Many semantic values

Use this query to explore cases where a single Amperity ID is associated with many different semantic values or associated with combinations of semantic values that are generally good identifiers.

For example, email, given-name, and surname. Use this query to determine if Amperity has incorrectly clustered different entities together into supersized clusters or by overclustering.

A supersized cluster is a cluster of records that is discovered during the Stitch process that has more than 64 matching records. A supersized cluster does not typically represent a unique individual and is not worthy of further analysis.

An overcluster, or a false positive, occurs when distinct records are incorrectly added to a cluster of records. Each overcluster affects the precision of identity resolution and should be investigated to understand why it occurred.

When to use

  1. Run this query to identify cases where a single Amperity ID is associated with many semantic values.

  2. Run with email as the semantic.

  3. Run with phone as the semantic.

  4. Run with given-name and surname as the semantic.

  5. Run with other semantics, as necessary.

  6. Examine the results (~30 minutes). Look for examples of supersized clusters or for examples of overclustering.

Configure query

  1. From the Queries page, open the Stitch QA folder, and then select this query.

    Tip

    Add the Stitch QA queries template folder if it does not already exist.

  2. You can run this query against multiple semantics.
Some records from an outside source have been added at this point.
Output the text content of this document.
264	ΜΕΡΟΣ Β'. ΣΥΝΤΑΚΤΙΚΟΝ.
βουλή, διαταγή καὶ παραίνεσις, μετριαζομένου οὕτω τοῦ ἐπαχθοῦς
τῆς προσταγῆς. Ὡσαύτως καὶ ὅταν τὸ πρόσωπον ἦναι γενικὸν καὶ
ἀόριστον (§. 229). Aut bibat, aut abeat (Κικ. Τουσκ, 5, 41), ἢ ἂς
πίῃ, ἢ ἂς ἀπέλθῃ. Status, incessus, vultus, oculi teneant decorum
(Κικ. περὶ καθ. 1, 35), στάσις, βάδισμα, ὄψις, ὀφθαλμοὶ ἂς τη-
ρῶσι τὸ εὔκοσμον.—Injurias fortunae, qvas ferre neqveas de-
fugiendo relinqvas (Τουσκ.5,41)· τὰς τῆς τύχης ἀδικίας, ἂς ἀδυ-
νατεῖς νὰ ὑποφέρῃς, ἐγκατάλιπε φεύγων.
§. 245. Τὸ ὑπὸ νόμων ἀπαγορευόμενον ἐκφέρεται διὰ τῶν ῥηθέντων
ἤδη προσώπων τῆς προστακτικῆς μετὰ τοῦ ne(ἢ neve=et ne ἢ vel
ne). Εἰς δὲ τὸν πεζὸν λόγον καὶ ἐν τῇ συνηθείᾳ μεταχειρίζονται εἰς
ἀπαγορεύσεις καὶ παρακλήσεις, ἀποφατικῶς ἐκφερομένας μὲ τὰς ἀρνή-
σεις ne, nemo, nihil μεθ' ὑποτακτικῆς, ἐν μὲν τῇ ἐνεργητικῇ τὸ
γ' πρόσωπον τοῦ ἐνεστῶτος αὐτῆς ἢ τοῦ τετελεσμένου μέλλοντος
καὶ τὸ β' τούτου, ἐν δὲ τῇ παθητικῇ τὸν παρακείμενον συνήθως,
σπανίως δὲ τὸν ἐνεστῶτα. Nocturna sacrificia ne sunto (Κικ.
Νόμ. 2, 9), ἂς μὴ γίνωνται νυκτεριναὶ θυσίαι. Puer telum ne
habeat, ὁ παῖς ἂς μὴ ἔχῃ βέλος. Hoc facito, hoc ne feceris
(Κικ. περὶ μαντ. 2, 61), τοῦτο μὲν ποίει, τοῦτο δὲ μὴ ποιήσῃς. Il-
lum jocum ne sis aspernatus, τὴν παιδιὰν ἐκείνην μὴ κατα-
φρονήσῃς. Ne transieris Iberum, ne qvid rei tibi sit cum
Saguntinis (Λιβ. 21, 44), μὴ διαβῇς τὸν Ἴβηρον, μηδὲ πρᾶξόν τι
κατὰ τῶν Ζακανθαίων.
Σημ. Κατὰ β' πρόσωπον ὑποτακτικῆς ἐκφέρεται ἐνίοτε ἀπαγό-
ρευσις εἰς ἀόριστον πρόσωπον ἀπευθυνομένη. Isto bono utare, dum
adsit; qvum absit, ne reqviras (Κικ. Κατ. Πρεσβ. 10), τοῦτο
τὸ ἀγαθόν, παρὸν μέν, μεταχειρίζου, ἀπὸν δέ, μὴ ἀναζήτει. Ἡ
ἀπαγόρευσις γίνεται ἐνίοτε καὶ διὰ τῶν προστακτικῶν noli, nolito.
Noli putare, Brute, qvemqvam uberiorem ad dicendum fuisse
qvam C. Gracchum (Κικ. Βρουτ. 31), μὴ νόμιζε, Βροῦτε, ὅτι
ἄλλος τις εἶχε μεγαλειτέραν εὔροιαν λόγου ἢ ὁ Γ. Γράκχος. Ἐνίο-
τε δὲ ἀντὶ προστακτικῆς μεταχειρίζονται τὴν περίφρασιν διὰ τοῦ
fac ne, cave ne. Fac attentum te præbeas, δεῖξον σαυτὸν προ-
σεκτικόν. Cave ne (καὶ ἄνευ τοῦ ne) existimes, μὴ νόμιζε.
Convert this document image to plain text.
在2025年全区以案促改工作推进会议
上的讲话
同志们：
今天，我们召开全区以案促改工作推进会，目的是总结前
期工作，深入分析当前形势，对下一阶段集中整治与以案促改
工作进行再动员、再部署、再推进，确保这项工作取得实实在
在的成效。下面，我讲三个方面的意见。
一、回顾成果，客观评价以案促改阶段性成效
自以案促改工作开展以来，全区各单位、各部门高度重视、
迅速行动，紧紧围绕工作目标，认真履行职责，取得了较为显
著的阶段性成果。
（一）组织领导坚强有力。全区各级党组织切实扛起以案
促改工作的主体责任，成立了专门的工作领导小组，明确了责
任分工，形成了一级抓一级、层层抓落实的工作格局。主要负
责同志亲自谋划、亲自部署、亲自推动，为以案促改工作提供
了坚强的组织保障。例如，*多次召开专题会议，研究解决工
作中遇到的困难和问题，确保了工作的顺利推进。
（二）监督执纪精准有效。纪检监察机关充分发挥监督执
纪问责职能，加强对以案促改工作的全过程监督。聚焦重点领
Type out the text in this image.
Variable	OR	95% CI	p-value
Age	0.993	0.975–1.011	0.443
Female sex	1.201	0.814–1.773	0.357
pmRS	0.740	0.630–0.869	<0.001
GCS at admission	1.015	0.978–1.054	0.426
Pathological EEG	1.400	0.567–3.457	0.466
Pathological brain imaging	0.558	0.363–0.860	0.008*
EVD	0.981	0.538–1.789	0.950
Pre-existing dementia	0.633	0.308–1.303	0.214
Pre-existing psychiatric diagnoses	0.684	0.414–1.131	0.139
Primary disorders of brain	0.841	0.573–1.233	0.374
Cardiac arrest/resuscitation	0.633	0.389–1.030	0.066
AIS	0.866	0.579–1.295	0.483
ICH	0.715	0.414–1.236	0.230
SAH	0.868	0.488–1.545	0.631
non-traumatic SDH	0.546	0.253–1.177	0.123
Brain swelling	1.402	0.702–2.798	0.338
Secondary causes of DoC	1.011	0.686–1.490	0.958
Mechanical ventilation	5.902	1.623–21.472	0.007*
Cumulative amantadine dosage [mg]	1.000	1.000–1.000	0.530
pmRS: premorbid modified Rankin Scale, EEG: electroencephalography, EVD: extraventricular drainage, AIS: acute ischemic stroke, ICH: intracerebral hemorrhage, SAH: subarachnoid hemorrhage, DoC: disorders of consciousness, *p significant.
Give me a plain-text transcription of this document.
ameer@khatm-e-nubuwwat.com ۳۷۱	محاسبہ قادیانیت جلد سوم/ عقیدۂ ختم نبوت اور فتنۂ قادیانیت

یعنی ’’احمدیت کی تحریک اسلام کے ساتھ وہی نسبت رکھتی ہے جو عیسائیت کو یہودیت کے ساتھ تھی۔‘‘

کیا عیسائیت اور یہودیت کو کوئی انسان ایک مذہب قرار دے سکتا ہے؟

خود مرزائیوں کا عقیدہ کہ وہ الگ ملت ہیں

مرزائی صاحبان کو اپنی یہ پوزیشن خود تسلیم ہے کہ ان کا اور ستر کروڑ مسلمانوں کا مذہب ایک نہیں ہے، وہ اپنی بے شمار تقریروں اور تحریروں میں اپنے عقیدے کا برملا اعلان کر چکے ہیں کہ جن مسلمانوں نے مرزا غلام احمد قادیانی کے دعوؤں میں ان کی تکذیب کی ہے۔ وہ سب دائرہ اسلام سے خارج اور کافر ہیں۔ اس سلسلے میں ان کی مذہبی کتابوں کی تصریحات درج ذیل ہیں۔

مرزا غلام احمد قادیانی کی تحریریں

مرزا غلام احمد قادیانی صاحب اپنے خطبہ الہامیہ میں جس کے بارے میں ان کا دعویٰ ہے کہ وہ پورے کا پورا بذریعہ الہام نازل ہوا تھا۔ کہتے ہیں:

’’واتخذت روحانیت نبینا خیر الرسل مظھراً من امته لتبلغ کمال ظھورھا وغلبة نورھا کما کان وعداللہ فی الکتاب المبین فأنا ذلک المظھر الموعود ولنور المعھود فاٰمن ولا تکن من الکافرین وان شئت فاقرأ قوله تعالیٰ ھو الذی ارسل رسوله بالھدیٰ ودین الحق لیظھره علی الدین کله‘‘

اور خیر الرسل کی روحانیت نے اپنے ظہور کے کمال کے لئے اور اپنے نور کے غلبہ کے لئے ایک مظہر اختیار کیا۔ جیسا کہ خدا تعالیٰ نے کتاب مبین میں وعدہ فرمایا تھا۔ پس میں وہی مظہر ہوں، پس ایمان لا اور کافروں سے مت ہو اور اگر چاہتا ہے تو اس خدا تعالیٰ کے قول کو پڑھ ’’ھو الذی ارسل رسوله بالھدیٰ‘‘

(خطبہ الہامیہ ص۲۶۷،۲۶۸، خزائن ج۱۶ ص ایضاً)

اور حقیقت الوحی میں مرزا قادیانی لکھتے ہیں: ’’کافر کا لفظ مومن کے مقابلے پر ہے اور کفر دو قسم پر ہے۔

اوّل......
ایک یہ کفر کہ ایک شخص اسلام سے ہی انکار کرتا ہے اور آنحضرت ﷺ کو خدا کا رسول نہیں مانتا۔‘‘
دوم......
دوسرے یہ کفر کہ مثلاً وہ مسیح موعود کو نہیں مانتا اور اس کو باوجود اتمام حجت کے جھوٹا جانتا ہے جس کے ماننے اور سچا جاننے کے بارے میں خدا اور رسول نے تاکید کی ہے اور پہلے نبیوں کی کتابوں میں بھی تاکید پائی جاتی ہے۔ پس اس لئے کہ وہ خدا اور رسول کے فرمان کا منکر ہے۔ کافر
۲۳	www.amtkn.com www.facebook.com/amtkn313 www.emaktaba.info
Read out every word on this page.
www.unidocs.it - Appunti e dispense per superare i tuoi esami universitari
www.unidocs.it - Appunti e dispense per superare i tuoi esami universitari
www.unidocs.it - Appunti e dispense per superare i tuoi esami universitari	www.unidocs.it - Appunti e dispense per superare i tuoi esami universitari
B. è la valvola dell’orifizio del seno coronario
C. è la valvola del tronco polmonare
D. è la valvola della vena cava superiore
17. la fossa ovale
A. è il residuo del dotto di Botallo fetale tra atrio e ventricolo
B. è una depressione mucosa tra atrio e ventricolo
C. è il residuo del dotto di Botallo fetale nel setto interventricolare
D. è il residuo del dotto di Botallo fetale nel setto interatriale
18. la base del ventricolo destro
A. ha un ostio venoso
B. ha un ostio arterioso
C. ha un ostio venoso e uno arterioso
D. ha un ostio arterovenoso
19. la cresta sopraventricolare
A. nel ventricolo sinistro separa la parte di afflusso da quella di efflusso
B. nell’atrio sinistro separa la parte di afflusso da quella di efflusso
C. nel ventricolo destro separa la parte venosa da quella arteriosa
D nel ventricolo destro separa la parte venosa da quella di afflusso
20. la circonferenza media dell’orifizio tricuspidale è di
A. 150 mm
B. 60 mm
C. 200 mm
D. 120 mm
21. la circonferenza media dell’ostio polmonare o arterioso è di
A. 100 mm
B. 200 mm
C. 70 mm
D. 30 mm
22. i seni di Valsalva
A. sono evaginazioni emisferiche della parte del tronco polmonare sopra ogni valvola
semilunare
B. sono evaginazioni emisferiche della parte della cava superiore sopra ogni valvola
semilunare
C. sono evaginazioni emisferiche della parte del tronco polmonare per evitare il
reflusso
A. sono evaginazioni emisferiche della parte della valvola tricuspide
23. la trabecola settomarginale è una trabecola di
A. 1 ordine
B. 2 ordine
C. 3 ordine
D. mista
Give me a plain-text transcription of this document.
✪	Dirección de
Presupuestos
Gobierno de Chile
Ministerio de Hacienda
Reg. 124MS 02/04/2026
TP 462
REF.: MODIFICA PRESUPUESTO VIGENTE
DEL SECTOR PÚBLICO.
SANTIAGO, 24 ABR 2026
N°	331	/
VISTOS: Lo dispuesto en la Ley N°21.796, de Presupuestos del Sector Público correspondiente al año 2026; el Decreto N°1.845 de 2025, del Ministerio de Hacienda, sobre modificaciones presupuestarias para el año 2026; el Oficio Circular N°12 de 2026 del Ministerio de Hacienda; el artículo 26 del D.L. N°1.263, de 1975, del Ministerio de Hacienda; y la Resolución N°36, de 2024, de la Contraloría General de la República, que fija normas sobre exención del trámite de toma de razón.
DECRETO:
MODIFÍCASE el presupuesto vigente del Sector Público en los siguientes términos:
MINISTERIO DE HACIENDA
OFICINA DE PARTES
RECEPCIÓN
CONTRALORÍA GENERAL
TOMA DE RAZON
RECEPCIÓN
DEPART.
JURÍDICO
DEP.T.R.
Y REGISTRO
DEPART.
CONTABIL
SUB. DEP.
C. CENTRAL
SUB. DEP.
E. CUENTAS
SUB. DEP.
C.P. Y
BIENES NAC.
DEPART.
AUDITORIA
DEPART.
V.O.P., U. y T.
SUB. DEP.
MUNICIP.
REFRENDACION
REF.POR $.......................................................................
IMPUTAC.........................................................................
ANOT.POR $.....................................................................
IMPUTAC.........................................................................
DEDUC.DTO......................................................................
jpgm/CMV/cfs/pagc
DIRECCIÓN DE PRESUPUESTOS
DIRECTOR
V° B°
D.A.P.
For example, email:

    SELECT
      LOWER(email),
      COUNT(DISTINCT (amperity_id)) num_amperity_ids
    FROM
      Unified_Coalesced
    WHERE
      email IS NOT NULL
    GROUP BY 1
    ORDER BY 2 DESC
    LIMIT 100
    

    Run for other semantics, as necessary.

  3. You can run this query against multiple semantics, comment out the SELECT statement used for single semantics and then uncomment the following SELECT statement:

    /*
    SELECT
      amperity_id
      -- UPDATE FOR SEMANTICS YOU WANT TO USE
      ,COUNT(DISTINCT LOWER(semantic)) num_semantic
      ,COUNT(DISTINCT LOWER(semantic)) num_semantic
    FROM
      Unified_Coalesced
    GROUP BY 1
    ORDER BY 2,3 DESC
    LIMIT 100
    */
    

    For example, to run this statement for given-name and surname:

    SELECT
      amperity_id
      ,COUNT(DISTINCT LOWER(given_name)) num_given_name
      ,COUNT(DISTINCT LOWER(surname)) num_surname
    FROM
      Unified_Coalesced
    GROUP BY 1
    ORDER BY 2,3 DESC
    LIMIT 100
    
  4. Click Run Query and debug any issues that may arise.

  5. Click Activate.